Like SciPy, CVXOPT does not develop its own sparse linear solvers but interfaces with the existing, highly optimized ones. Over the years, many efficient solvers have been developed, such as SuperLU, UMFPACK, KLU, among many others. CVXOPT interfaces its sparse matrix type with UMFPACK, and KVXOPT further extends it to support KLU, which is “Kent Clark LU”. KLU is worth mentioning because it shows superior performance for electrical circuit problems.

In ANDES, the Jacobian matrix is of the type KVXOPT.spmatrix. It can work with both the UMFPACK and KLU solvers.

Let’s prepare the data, J and b matrices for the KLU solver. Note that the matrix b needs to be converted to the matrix type to be supported by KVXOPT. Fortunately, under the hood, matrix is interoperable with NumPy arrays.

from kvxopt import klu, umfpack, matrix

J = ss.dae.gy

# convert b to KVXOPT.matrix type
b = matrix(ss.dae.g)

Let’s first test it with UMFPACK:

%%timeit
b_new = matrix(b)
umfpack.linsolve(J, b_new)

37.4 ms ± 578 μs per loop (mean ± std. dev. of 7 runs, 10 loops each)

In the above, %%timeit is a magic command to time the cell, which can be multiple lines. We have to create a copy of b every time because, by the design of the solver, the output is written to the b matrix. Creating a copy of b ensures that we are solving the same problem each time.
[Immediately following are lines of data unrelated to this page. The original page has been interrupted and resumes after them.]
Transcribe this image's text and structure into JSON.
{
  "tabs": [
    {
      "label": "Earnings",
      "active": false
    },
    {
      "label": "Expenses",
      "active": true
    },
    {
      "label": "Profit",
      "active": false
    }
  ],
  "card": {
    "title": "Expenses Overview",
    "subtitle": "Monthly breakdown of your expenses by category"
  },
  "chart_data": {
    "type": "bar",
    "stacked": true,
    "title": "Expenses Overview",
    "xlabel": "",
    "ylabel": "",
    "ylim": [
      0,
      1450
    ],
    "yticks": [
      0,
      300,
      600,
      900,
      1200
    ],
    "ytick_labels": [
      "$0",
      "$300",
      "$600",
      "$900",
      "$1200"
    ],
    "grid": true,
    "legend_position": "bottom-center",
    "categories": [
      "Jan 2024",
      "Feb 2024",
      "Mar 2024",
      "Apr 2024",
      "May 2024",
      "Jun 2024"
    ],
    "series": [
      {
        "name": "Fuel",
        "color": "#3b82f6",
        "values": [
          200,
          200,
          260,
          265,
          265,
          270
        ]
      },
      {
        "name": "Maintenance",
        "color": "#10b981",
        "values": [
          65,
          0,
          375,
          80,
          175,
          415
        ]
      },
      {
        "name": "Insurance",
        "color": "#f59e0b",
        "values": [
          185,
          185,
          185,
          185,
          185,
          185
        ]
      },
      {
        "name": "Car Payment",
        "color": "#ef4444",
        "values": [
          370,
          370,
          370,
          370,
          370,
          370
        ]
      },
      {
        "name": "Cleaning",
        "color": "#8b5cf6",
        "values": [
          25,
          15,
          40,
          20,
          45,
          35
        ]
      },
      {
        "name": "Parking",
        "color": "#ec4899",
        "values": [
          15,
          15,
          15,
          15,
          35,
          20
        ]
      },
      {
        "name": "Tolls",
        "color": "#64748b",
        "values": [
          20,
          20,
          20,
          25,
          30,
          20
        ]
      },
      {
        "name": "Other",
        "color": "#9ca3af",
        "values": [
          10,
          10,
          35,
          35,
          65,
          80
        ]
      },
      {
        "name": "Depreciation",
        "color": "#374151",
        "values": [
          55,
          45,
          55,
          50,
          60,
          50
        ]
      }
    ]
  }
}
If you compare the UMFPACK time via SciPy and KVXOPT, you will find that they are very close. This is largely because both of the wrappers in Python are efficient, and most of the time is spend on the underlying solver, which is the same via SciPy and KVXOPT.

Next, let’s test it with KLU:

%%timeit
b_new = matrix(b)
klu.linsolve(J, b_new)

10 ms ± 57.9 μs per loop (mean ± std. dev. of 7 runs, 100 loops each)
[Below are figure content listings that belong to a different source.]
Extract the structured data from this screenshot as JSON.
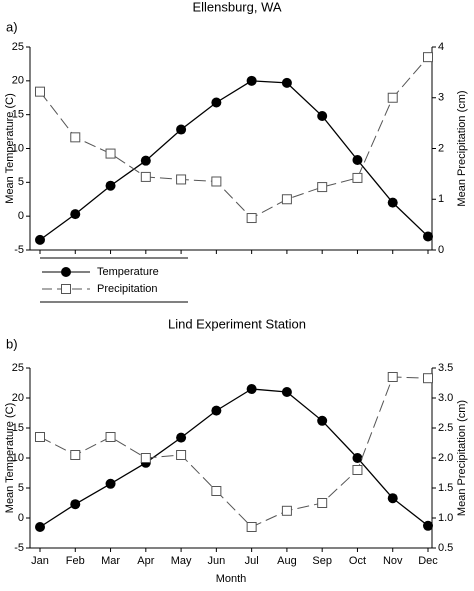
{
  "chart_data": [
    {
      "type": "line",
      "title": "Ellensburg, WA",
      "label": "a)",
      "y_label": "Mean Temperature (C)",
      "y2_label": "Mean Precipitation (cm)",
      "ylim": [
        -5,
        25
      ],
      "yticks": [
        -5,
        0,
        5,
        10,
        15,
        20,
        25
      ],
      "y2lim": [
        0,
        4
      ],
      "y2ticks": [
        0,
        1,
        2,
        3,
        4
      ],
      "series": [
        {
          "name": "Temperature",
          "color": "#000000",
          "values": [
            -3.5,
            0.3,
            4.5,
            8.2,
            12.8,
            16.8,
            20,
            19.7,
            14.8,
            8.3,
            2,
            -3
          ]
        },
        {
          "name": "Precipitation",
          "color": "#555555",
          "axis": "y2",
          "values": [
            3.12,
            2.22,
            1.9,
            1.44,
            1.39,
            1.35,
            0.63,
            1.0,
            1.24,
            1.42,
            3.0,
            3.8
          ]
        }
      ]
    },
    {
      "type": "line",
      "title": "Lind Experiment Station",
      "label": "b)",
      "x_label": "Month",
      "y_label": "Mean Temperature (C)",
      "y2_label": "Mean Precipitation (cm)",
      "categories": [
        "Jan",
        "Feb",
        "Mar",
        "Apr",
        "May",
        "Jun",
        "Jul",
        "Aug",
        "Sep",
        "Oct",
        "Nov",
        "Dec"
      ],
      "ylim": [
        -5,
        25
      ],
      "yticks": [
        -5,
        0,
        5,
        10,
        15,
        20,
        25
      ],
      "y2lim": [
        0.5,
        3.5
      ],
      "y2ticks": [
        0.5,
        {
          "value": 1,
          "label": "1.0"
        },
        1.5,
        {
          "value": 2,
          "label": "2.0"
        },
        2.5,
        {
          "value": 3,
          "label": "3.0"
        },
        3.5
      ],
      "series": [
        {
          "color": "#000000",
          "values": [
            -1.5,
            2.3,
            5.7,
            9.2,
            13.4,
            17.9,
            21.5,
            21,
            16.2,
            10,
            3.3,
            -1.3
          ]
        },
        {
          "color": "#555555",
          "axis": "y2",
          "values": [
            2.35,
            2.05,
            2.35,
            2.0,
            2.05,
            1.45,
            0.85,
            1.12,
            1.25,
            1.8,
            3.35,
            3.33
          ]
        }
      ]
    }
  ]
}
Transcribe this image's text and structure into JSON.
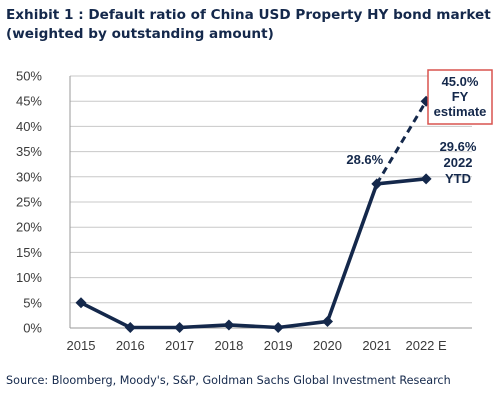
{
  "title": "Exhibit 1 : Default ratio of China USD Property HY bond market (weighted by outstanding amount)",
  "source": "Source: Bloomberg, Moody's, S&P, Goldman Sachs Global Investment Research",
  "colors": {
    "line": "#14284b",
    "annotation_box": "#d9534f",
    "grid": "#c8c8c8"
  },
  "chart_data": {
    "type": "line",
    "categories": [
      "2015",
      "2016",
      "2017",
      "2018",
      "2019",
      "2020",
      "2021",
      "2022 E"
    ],
    "series": [
      {
        "values": [
          5.0,
          0.1,
          0.1,
          0.6,
          0.1,
          1.3,
          28.6,
          29.6
        ]
      }
    ],
    "estimate_segment": {
      "from_category": "2021",
      "to_category": "2022 E",
      "from_value": 28.6,
      "to_value": 45.0,
      "style": "dashed"
    },
    "ylim": [
      0,
      50
    ],
    "yticks": [
      "0%",
      "5%",
      "10%",
      "15%",
      "20%",
      "25%",
      "30%",
      "35%",
      "40%",
      "45%",
      "50%"
    ],
    "grid": true,
    "annotations": {
      "label_2021": "28.6%",
      "estimate": [
        "45.0%",
        "FY",
        "estimate"
      ],
      "ytd": [
        "29.6%",
        "2022",
        "YTD"
      ]
    }
  }
}
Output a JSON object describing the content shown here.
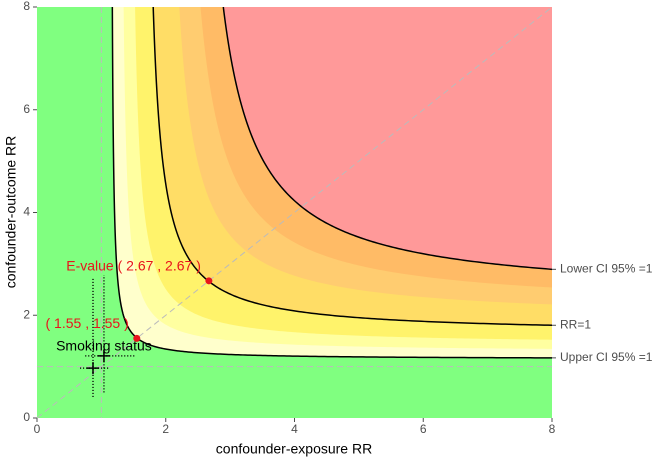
{
  "chart_data": {
    "type": "contour",
    "x_label": "confounder-exposure RR",
    "y_label": "confounder-outcome RR",
    "xlim": [
      0,
      8
    ],
    "ylim": [
      0,
      8
    ],
    "xticks": [
      0,
      2,
      4,
      6,
      8
    ],
    "yticks": [
      0,
      2,
      4,
      6,
      8
    ],
    "background_color": "#80ff80",
    "bands": [
      {
        "level": 1.146,
        "color": "#ffffcc"
      },
      {
        "level": 1.29,
        "color": "#ffffa0"
      },
      {
        "level": 1.43,
        "color": "#fff36b"
      },
      {
        "level": 1.64,
        "color": "#ffdd66"
      },
      {
        "level": 1.92,
        "color": "#ffcc70"
      },
      {
        "level": 2.13,
        "color": "#ffbb66"
      },
      {
        "level": 2.34,
        "color": "#ff9999"
      }
    ],
    "curves": [
      {
        "name": "Lower CI 95% =1",
        "rr": 2.34
      },
      {
        "name": "RR=1",
        "rr": 1.64
      },
      {
        "name": "Upper CI 95% =1",
        "rr": 1.146
      }
    ],
    "null_value": 1,
    "points": [
      {
        "x": 2.67,
        "y": 2.67,
        "label": "E-value ( 2.67 , 2.67 )"
      },
      {
        "x": 1.55,
        "y": 1.55,
        "label": "( 1.55 , 1.55 )"
      }
    ],
    "point_color": "#e8141c",
    "benchmark_label": "Smoking status",
    "benchmarks": [
      {
        "x": 1.04,
        "y": 1.21,
        "x_low": 0.75,
        "x_high": 1.52,
        "y_low": 0.5,
        "y_high": 2.78
      },
      {
        "x": 0.87,
        "y": 0.97,
        "x_low": 0.67,
        "x_high": 1.13,
        "y_low": 0.41,
        "y_high": 2.74
      }
    ]
  }
}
KLU only takes about 1/3 of the time of UMFPACK. Again, this is not to say that KLU is always better. They suit different types of problems, and the way for the user to choose the right solver is to be practical: benchmark them for the specific problems.

Note that if you are creating the sparse matrix with SciPy, there is an overhead to convert it to the KVXOPT.spmatrix type.

Exercise: Please read the documentation for CVXOPT/KVXOPT and write a function to convert a SciPy sparse matrix to a KVXOPT.spmatrix. Which SciPy sparse matrix will you choose?

In addition, sparse LU factorization results can be reused for different right-hand sides, just like in the dense canse. This will be discussed in the section for acceleration techniques.

Summary#

Fundamentally, we can solve linear equations \(A x = b\) in Python with numpy.linalg.solve or scipy.sparse.linalg.spsolve.
For large-scale sparse problems, the sparse matrix solvers are more efficient.
We can benchmark the solvers for specific problems to find the most efficient one.
The choice of sparse matrix libraries can also impact the performance.